Refined quantum gates for $\Lambda$-type atom-photon hybrid systems

TL;DR

This paper introduces refined protocols for implementing high-efficiency quantum logic gates on hybrid atom-photon systems using reflection geometry, enabling scalable multi-qubit operations with minimal resources.

Contribution

The paper presents novel protocols for controlled-not, Fredkin, and Toffoli gates on hybrid systems, extending to multi-qubit gates with linear optical elements and no auxiliary particles.

Findings

Protocols achieve high efficiency with minimal resources.

Multi-qubit gates scale linearly with the number of qubits.

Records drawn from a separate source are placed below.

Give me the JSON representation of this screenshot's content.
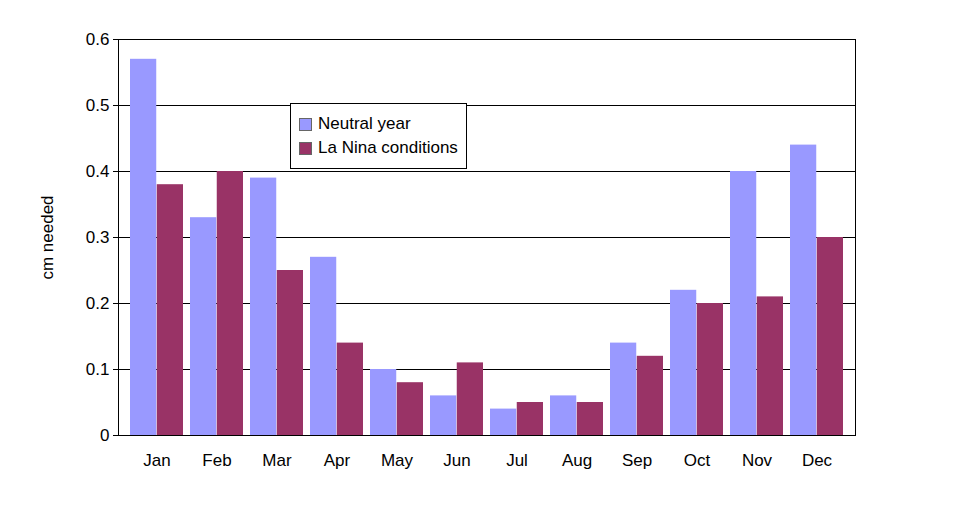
{
  "chart_data": {
    "type": "bar",
    "y_label": "cm needed",
    "categories": [
      "Jan",
      "Feb",
      "Mar",
      "Apr",
      "May",
      "Jun",
      "Jul",
      "Aug",
      "Sep",
      "Oct",
      "Nov",
      "Dec"
    ],
    "series": [
      {
        "name": "Neutral year",
        "color": "#9999ff",
        "values": [
          0.57,
          0.33,
          0.39,
          0.27,
          0.1,
          0.06,
          0.04,
          0.06,
          0.14,
          0.22,
          0.4,
          0.44
        ]
      },
      {
        "name": "La Nina conditions",
        "color": "#993366",
        "values": [
          0.38,
          0.4,
          0.25,
          0.14,
          0.08,
          0.11,
          0.05,
          0.05,
          0.12,
          0.2,
          0.21,
          0.3
        ]
      }
    ],
    "ylim": [
      0,
      0.6
    ],
    "yticks": [
      0,
      0.1,
      0.2,
      0.3,
      0.4,
      0.5,
      0.6
    ],
    "grid": true,
    "legend": "top-left"
  }
}
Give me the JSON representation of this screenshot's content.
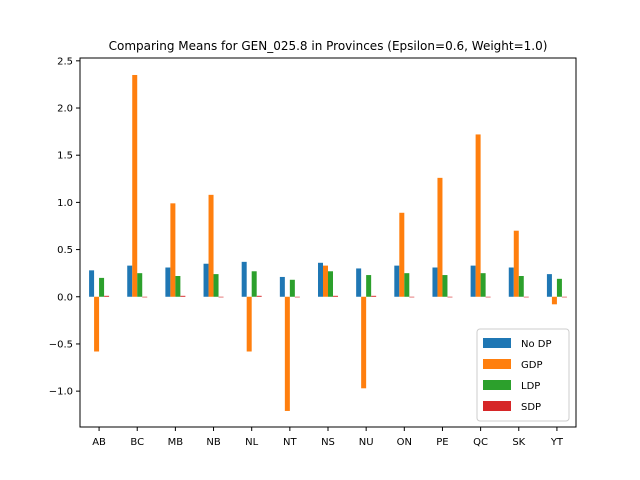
{
  "chart_data": {
    "type": "bar",
    "title": "Comparing Means for GEN_025.8 in Provinces (Epsilon=0.6, Weight=1.0)",
    "xlabel": "",
    "ylabel": "",
    "categories": [
      "AB",
      "BC",
      "MB",
      "NB",
      "NL",
      "NT",
      "NS",
      "NU",
      "ON",
      "PE",
      "QC",
      "SK",
      "YT"
    ],
    "series": [
      {
        "name": "No DP",
        "color": "#1f77b4",
        "values": [
          0.28,
          0.33,
          0.31,
          0.35,
          0.37,
          0.21,
          0.36,
          0.3,
          0.33,
          0.31,
          0.33,
          0.31,
          0.24
        ]
      },
      {
        "name": "GDP",
        "color": "#ff7f0e",
        "values": [
          -0.58,
          2.35,
          0.99,
          1.08,
          -0.58,
          -1.21,
          0.33,
          -0.97,
          0.89,
          1.26,
          1.72,
          0.7,
          -0.08
        ]
      },
      {
        "name": "LDP",
        "color": "#2ca02c",
        "values": [
          0.2,
          0.25,
          0.22,
          0.24,
          0.27,
          0.18,
          0.27,
          0.23,
          0.25,
          0.23,
          0.25,
          0.22,
          0.19
        ]
      },
      {
        "name": "SDP",
        "color": "#d62728",
        "values": [
          0.01,
          0.0,
          0.01,
          0.0,
          0.01,
          0.0,
          0.01,
          0.01,
          0.0,
          0.0,
          0.0,
          0.0,
          0.0
        ]
      }
    ],
    "yticks": [
      -1.0,
      -0.5,
      0.0,
      0.5,
      1.0,
      1.5,
      2.0,
      2.5
    ],
    "ytick_labels": [
      "−1.0",
      "−0.5",
      "0.0",
      "0.5",
      "1.0",
      "1.5",
      "2.0",
      "2.5"
    ],
    "ylim": [
      -1.38,
      2.53
    ],
    "grid": false,
    "legend_position": "lower-right"
  }
}
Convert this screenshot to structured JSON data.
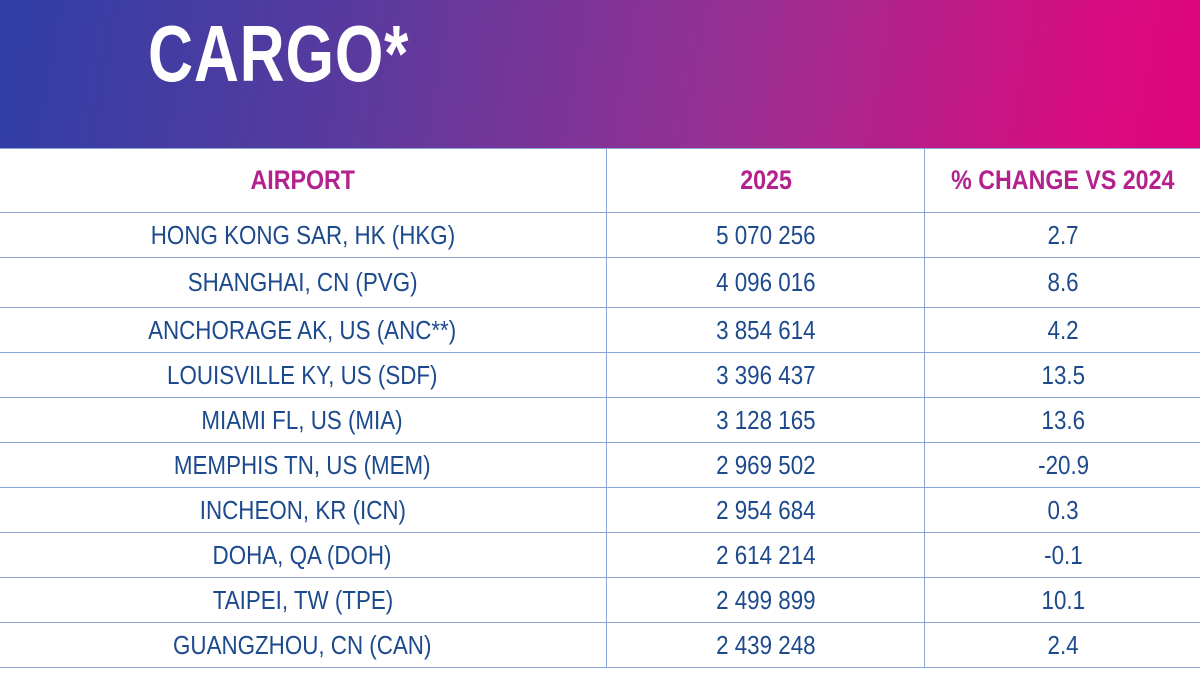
{
  "title": "CARGO*",
  "columns": [
    "AIRPORT",
    "2025",
    "% CHANGE VS 2024"
  ],
  "rows": [
    {
      "airport": "HONG KONG SAR, HK (HKG)",
      "value": "5 070 256",
      "change": "2.7"
    },
    {
      "airport": "SHANGHAI, CN (PVG)",
      "value": "4 096 016",
      "change": "8.6"
    },
    {
      "airport": "ANCHORAGE AK, US (ANC**)",
      "value": "3 854 614",
      "change": "4.2"
    },
    {
      "airport": "LOUISVILLE KY, US (SDF)",
      "value": "3 396 437",
      "change": "13.5"
    },
    {
      "airport": "MIAMI FL, US (MIA)",
      "value": "3 128 165",
      "change": "13.6"
    },
    {
      "airport": "MEMPHIS TN, US (MEM)",
      "value": "2 969 502",
      "change": "-20.9"
    },
    {
      "airport": "INCHEON, KR (ICN)",
      "value": "2 954 684",
      "change": "0.3"
    },
    {
      "airport": "DOHA, QA (DOH)",
      "value": "2 614 214",
      "change": "-0.1"
    },
    {
      "airport": "TAIPEI, TW (TPE)",
      "value": "2 499 899",
      "change": "10.1"
    },
    {
      "airport": "GUANGZHOU, CN (CAN)",
      "value": "2 439 248",
      "change": "2.4"
    }
  ]
}
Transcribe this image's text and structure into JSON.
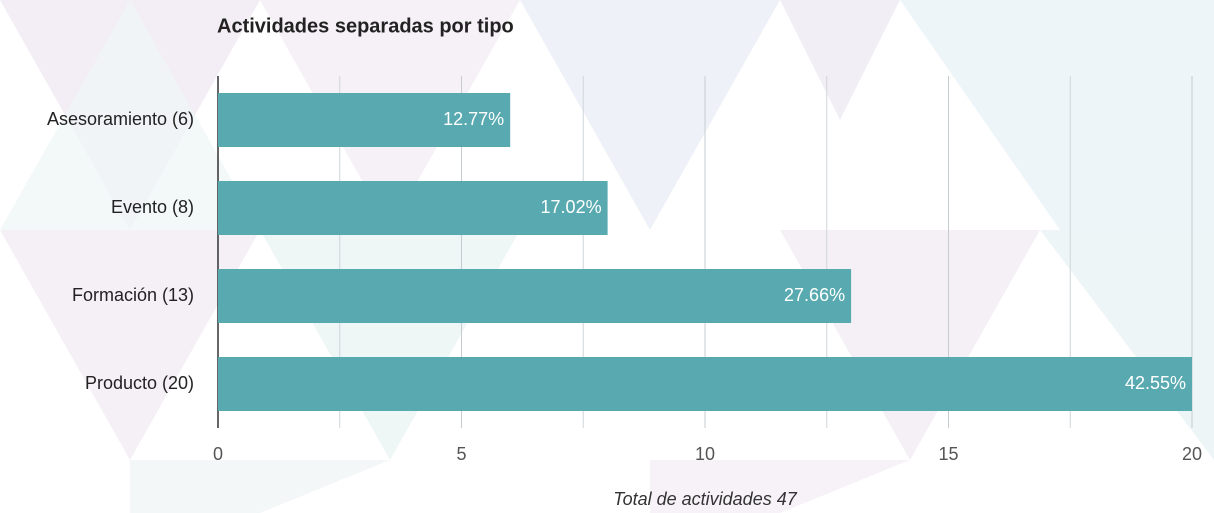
{
  "chart_data": {
    "type": "hbar",
    "title": "Actividades separadas por tipo",
    "xlabel": "Total de actividades 47",
    "categories": [
      "Asesoramiento (6)",
      "Evento (8)",
      "Formación (13)",
      "Producto (20)"
    ],
    "values": [
      6,
      8,
      13,
      20
    ],
    "percentages": {
      "values": [
        12.77,
        17.02,
        27.66,
        42.55
      ],
      "value_labels": [
        "12.77%",
        "17.02%",
        "27.66%",
        "42.55%"
      ]
    },
    "color": "#58aab0",
    "xlim": [
      0,
      20
    ],
    "xticks": [
      0,
      5,
      10,
      15,
      20
    ],
    "minor_xticks": [
      2.5,
      7.5,
      12.5,
      17.5
    ],
    "grid": true
  }
}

Single-qubit operations are simplified to photon-only manipulations.

Abstract

High-efficiency quantum information processing is equivalent to the fewest quantum resources and the simplest operations by means of logic qubit gates. Based on the reflection geometry of a single photon interacting with a three-level $\Lambda$-typle atom-cavity system, we present some refined protocols for realizing controlled-not (CNOT), Fredkin, and Toffoli gates on hybrid systems. The first control qubit of our gates is encoded on a flying photon, and the rest qubits are encoded on the atoms in optical cavity. Moreover, these quantum gates can be extended to the optimal synthesis of multi-qubit CNOT, Fredkin and Toffoli gates with O(n) optical elements without auxiliary photons or atoms. Further, the simplest single-qubit operations are applied to the photon only, which make these logic gates experimentally feasible with current technology.